Ces vaisseaux se courbant autour de l'arrière du cerveau se sont avérés être un centre d'activité du système immunitaire. Les chercheurs ont suivi des antigènes et d'autres substances traversant la barrière arachnoïdienne, un obstacle connu pour son imperméabilité mais qui, selon eux, fuit dans cette zone particulière. Les cellules immunitaires y attendent. Lorsque ces cellules trouvent un antigène inquiétant, comme celui qui suggère une maladie, elles déclenchent une réaction en chaîne qui crée une réponse immunitaire.

«Cela remet en question le dogme qui avait lieu auparavant», a déclaré Samantha Dando, chargé de cours en microbiologie clinique au Queensland Institute of Technology en Australie.

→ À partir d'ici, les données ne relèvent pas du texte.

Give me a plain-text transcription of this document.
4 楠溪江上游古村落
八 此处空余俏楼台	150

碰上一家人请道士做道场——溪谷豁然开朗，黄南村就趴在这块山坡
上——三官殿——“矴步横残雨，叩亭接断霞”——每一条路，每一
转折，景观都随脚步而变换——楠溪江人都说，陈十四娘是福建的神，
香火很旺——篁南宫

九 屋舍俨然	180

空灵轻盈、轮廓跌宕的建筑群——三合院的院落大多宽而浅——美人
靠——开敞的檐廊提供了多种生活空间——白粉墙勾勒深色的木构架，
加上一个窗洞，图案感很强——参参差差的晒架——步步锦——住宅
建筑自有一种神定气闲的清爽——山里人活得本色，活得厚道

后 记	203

Le laboratoire de Kipnis est loin d'être le premier à remettre en question le privilège immunitaire, mais Dando a déclaré que le nouveau document allait beaucoup plus loin en illustrant comment le système immunitaire surveille réellement le cerveau. Le travail a comblé un manque de connaissances de longue date dans le domaine, a-t-elle déclaré.

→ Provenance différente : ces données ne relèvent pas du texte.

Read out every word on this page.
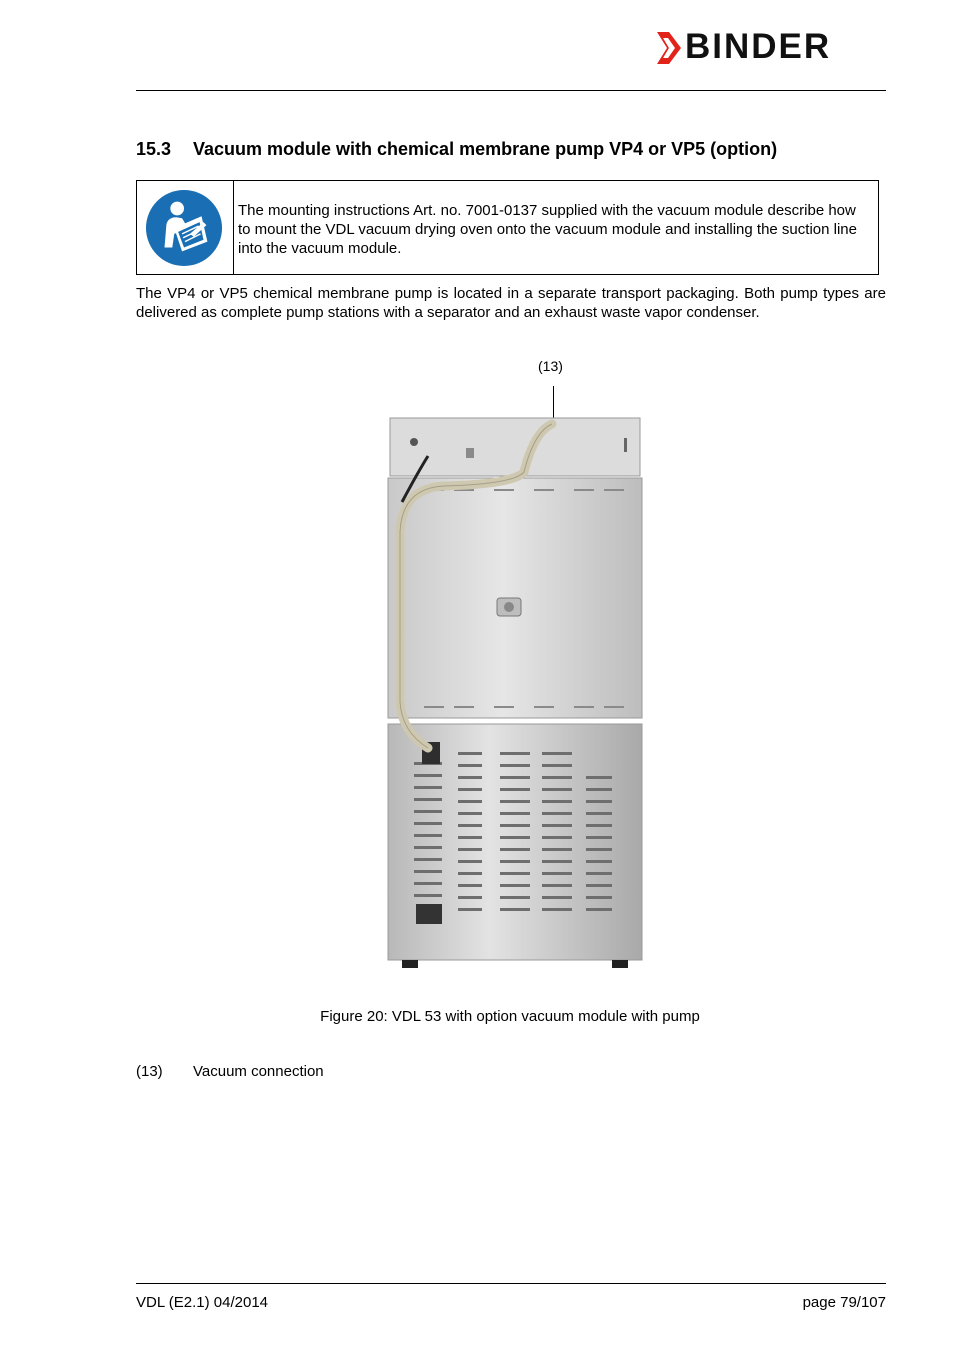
BINDER
15.3 Vacuum module with chemical membrane pump VP4 or VP5 (option)
The mounting instructions Art. no. 7001-0137 supplied with the vacuum module describe how to mount the VDL vacuum drying oven onto the vacuum module and installing the suction line into the vacuum module.
The VP4 or VP5 chemical membrane pump is located in a separate transport packaging. Both pump types are delivered as complete pump stations with a separator and an exhaust waste vapor condenser.
(13)
Figure 20: VDL 53 with option vacuum module with pump
(13) Vacuum connection
VDL (E2.1) 04/2014	page 79/107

L'idée originale du privilège immunitaire n'était pas complètement hors de propos, a déclaré Michal Schwartz, professeur de neuroimmunologie à l'Institut Weizmann des Sciences en Israël. La définition du terme avait juste besoin d'être révisée. Le système immunitaire gère le cerveau différemment des autres tissus, mais le surveille toujours.

Maintenant que nous savons que le cerveau n'est pas complètement séquestré du système immunitaire, de nouvelles questions se posent, a déclaré Schwartz. Les maladies neurologiques peuvent être causées par des dysfonctionnements dans la communication entre le cerveau et le système immunitaire, plutôt que par des problèmes dans le cerveau. Selon Rustenhoven, les sinus duraux offrent à la fois un lieu d'étude de maladies comme la sclérose en plaques ou même la maladie d'Alzheimer et une cible potentielle pour les traitements.

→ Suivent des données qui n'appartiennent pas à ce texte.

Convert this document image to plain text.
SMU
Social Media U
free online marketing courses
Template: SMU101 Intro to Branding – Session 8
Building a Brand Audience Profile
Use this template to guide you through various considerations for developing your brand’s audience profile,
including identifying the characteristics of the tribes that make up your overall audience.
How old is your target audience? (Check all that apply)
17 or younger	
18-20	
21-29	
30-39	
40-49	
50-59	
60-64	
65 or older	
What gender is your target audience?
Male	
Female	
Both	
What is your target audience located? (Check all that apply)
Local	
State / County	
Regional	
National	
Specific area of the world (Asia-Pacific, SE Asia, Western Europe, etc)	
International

Autrement dit, si tout cela est vrai chez les humains. Comme Shirai et de nombreux chercheurs en neuroimmunologie, l'équipe de l'Université de Washington a mené ses expériences sur des souris. Mais les chercheurs ont confirmé plusieurs de leurs principales découvertes dans les tissus humains post-mortem. Et ils ont noté que la structure qui canalise le liquide céphalo-rachidien hors du cerveau chez l'homme est très similaire à la structure chez la souris. Scott Muller, microbiologiste et immunologiste à l'Université de Melbourne, a convenu que les mouvements et les rôles des types de cellules immunitaires s'alignent généralement chez les deux mammifères.

Les nouvelles découvertes aident à clarifier un détail de l'étude de Shirai sur la souris de 1921 qui n'a jamais bien répondu à la notion naïve de privilège immunitaire. Shirai a découvert que les tumeurs survivaient et se développaient lorsqu'elles étaient implantées à certains endroits dans le cerveau de souris. Mais lorsque Shirai a placé des tumeurs juste à côté des ventricules - maintenant connus pour être les endroits où le cerveau produit le fluide qui transporte les antigènes vers les cellules immunitaires - les tumeurs n'ont pas survécu. La nouvelle étude aide à expliquer pourquoi: les tumeurs proches des ventricules ont expulsé de nombreux antigènes vers les bords du cerveau, ce qui a provoqué une forte réponse immunitaire. Les tumeurs les plus éloignées ont éliminé moins d'antigènes, ce qui a provoqué une réponse immunitaire faible, que la tumeur pouvait surmonter.

En d'autres termes, la surveillance du cerveau par le système immunitaire est un peu inégale - un inconvénient de l'équilibre que l'évolution a réalisé. «C'est peut-être un compromis nécessaire», a déclaré Rustenhoven.